Preliminary studies that quantifying the amount of pattern 4 is a better predictor of oncologic outcome than the current Gleason score. However, the best methods to quantify pattern 4 have not been established. For instance, pathologists vary about how to measure the amount of cancer in a core where two cores are separated by benign tissue. This can lead to as much as a fourfold difference in the amount of pattern 4 assessed by different pathologists.

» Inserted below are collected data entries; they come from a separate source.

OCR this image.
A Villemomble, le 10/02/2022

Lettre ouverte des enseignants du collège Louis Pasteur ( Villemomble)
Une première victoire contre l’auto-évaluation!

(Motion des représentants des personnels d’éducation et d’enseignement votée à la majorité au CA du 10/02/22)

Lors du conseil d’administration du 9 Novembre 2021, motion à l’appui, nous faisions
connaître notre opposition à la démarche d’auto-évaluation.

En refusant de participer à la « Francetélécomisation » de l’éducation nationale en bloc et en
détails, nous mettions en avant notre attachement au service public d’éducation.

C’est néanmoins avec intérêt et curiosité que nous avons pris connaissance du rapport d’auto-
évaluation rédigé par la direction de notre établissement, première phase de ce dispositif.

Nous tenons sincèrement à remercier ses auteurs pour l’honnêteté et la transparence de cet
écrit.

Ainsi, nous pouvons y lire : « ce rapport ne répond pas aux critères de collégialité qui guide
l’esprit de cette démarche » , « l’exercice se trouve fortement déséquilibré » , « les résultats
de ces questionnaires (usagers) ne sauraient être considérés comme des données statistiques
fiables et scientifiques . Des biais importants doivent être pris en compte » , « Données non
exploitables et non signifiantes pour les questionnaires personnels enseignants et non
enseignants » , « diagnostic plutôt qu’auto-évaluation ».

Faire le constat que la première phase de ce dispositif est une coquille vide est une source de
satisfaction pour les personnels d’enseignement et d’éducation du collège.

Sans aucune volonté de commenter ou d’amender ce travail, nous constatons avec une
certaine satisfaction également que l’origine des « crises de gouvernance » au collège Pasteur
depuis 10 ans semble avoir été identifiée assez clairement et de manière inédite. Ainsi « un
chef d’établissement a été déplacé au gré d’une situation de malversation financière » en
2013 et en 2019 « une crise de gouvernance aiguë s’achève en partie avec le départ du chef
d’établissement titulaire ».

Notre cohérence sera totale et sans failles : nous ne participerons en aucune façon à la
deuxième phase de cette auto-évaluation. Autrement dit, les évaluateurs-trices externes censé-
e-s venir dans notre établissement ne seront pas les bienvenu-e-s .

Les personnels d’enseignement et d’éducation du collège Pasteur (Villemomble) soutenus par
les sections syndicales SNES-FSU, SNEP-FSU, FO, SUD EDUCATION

The ProQuant collaborative group proposes to share images and data in order to evaluate different approaches to quantifying the absolute amount of pattern 4 and determine which best predicts oncologic outcomes such as biochemical recurrence after surgery. Machine learning is critical to this task because different approaches can be rapidly compared. This is in contrast to a manual approach by pathologists, in which case every new approach would require a remeasurement. Collaborating with multiple centers will allow us to assess the robustness of our findings across patients, surgeons, and digitization methods. The formulae we develop will be open source. It is our intent to collaborate with different machine learning companies to confirm that our findings as to the best methods of tumor quantification are robust across platforms. Moreover, because access to digital pathology is not universal, we will evaluate and develop methods for cancer and pattern 4 quantification that can be implemented using standard light microscopy.

Our work will involve four phases:

  1. How best to measure pattern 4 in a single biopsy core

  2. How best to combine pattern 4 measurement if multiple cores are positive

  3. How to integrate imaging into pattern 4 quantification

  4. How to adapt existing treatment and prediction algorithms from Gleason score to pattern 4 quantification

Links to an editorial describing the work of our group in more detail are given on the “Peer-Reviewed Literature” page.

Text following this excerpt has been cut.